Cb Connect 2018 | Power of You | Register Now

The Eighth Question Today’s CEOs Should Ask (& Know the Answer To)

Rick McElroy
March 23, 2018 / Rick McElroy

In a previous blog, we discussed Commander’s Intent for CEOs and introduced 10 questions CEOs should be asking their teams.

In this blog series, I am going to take a deeper dive into each question and break them down one at a time. We will discuss why CEOs should care about each question and the type of answers teams should be providing.

This week we tackle the question:

“Do we have an ongoing, continuous assessment and improvement plan?”


Perfection is not attainable. But if we chase perfection, we can catch excellence.”     

Vince Lombardi


Continuous improvement seems like common sense for any function but after meeting with teams all over the world, I can say it isn’t that common. 

For a security function to be successful, there should be a process for continuous improvement. This could arguably be the trait that separates successful programs from ones that aren’t. Too often, security becomes rigid without a loop for improvement.

As your organization grows and evolves, so must your cybersecurity program. Risks, threats and vulnerabilities change over time. Business models change. All of these factors matter for a program to evolve and constantly improve.

The inputs to security assessments vary and can be built internally. There are also plenty of qualified external entities that can help assess the program and put a plan in place for continuous improvement.

Steps to creating a culture of continuous improvement:

1) Set goals for excellence and measure against them.

For cybersecurity to be successful, the mission of the program, goals, and success metrics should be agreed upon and reported on regularly. Maturing your program will take a steady hand and patience at your level. Changing missions or strategies too often is a sure way to miss any security goal you have.

2) Eliminate fear

For continuous improvement to be successful, your organization needs a culture where failure is OK. If your employees are afraid to bring up issues, you will never improve. Employees also need to feel like management is addressing failure when it occurs. Having a great process in place with a feedback loop to improve will ensure a culture that minimizes fear and maximizes improvement. It’s also amazing for employee engagement.

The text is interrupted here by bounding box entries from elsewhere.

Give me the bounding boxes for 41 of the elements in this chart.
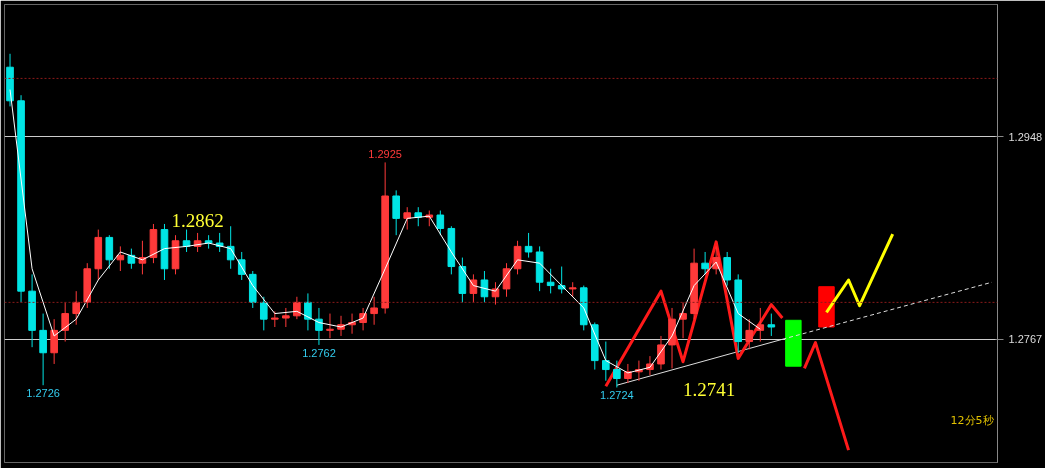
y-tick-label: 1.2948 [1008,130,1043,143]
candlestick [105,234,114,270]
candlestick [513,240,522,275]
candlestick [259,296,268,331]
line-series [824,232,895,314]
candlestick [436,210,445,236]
candlestick [624,363,632,384]
annotation: 1.2925 [368,148,402,161]
annotation: 1.2724 [600,389,634,402]
candlestick [304,292,312,331]
candlestick [480,270,489,303]
annotation: 12分5秒 [950,413,994,427]
candlestick [679,301,687,339]
y-tick-label: 1.2767 [1008,333,1043,346]
candlestick [50,318,58,365]
candlestick [602,341,610,382]
annotation: 1.2862 [171,209,224,231]
candlestick [392,189,400,236]
candlestick [657,335,665,371]
candlestick [182,229,191,253]
candlestick [557,266,566,294]
candlestick [315,307,323,346]
candlestick [701,251,709,275]
candlestick [723,251,731,287]
candlestick [293,296,301,320]
candlestick [370,296,378,326]
candlestick [767,313,776,337]
candlestick [326,313,334,339]
candlestick [756,307,765,343]
annotation: 1.2726 [26,387,60,400]
candlestick [546,268,555,294]
candlestick [39,313,47,386]
candlestick [403,206,412,231]
annotation: 1.2762 [302,346,336,359]
candlestick [745,318,754,350]
candlestick [282,307,290,328]
annotation: 1.2741 [683,378,736,400]
candlestick [72,290,81,326]
candlestick [613,360,621,388]
candlestick [524,232,533,259]
candlestick [61,301,69,343]
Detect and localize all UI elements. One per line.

3) Actively manage the process

As with any process, continuous improvement should be managed. The outputs of managing this process may include both tactical and strategic efforts. Your team should have a process to manage and report up to appropriate levels on these efforts.  

4) Train and develop leaders with the same mindset for improvement

Leaders in your organization should be trained on improvement techniques and best practices. They should also be rewarded for offering improvement suggestions and, more importantly, for executing on the efforts needed to improve. These types of employees and leaders should be developed and retained to maximize the continuous improvement cycle at your organization.

5) Focus on fixing..not blaming

Far too often, we see CISOs and cybersecurity leaders being blamed and/or replaced as the result of a failure. This has to stop. What other function in an organization is held to the standard of needing to be 100% right all of the time? In almost every case, a breach is systemic and there are multiple points along the timeline that lead to the breach. 

Creating a culture that focuses on improvement versus blame will create a ripple effect in your organization allowing leaders to operate more freely. Things will happen. Acknowledge that failures will happen. Acknowledge that people will make mistakes. It’s not what happens when someone makes a mistakes or when something fails but how your organization responds.

Cybersecurity isn’t about perfection. It’s about failing fast, iterating, and constantly improving.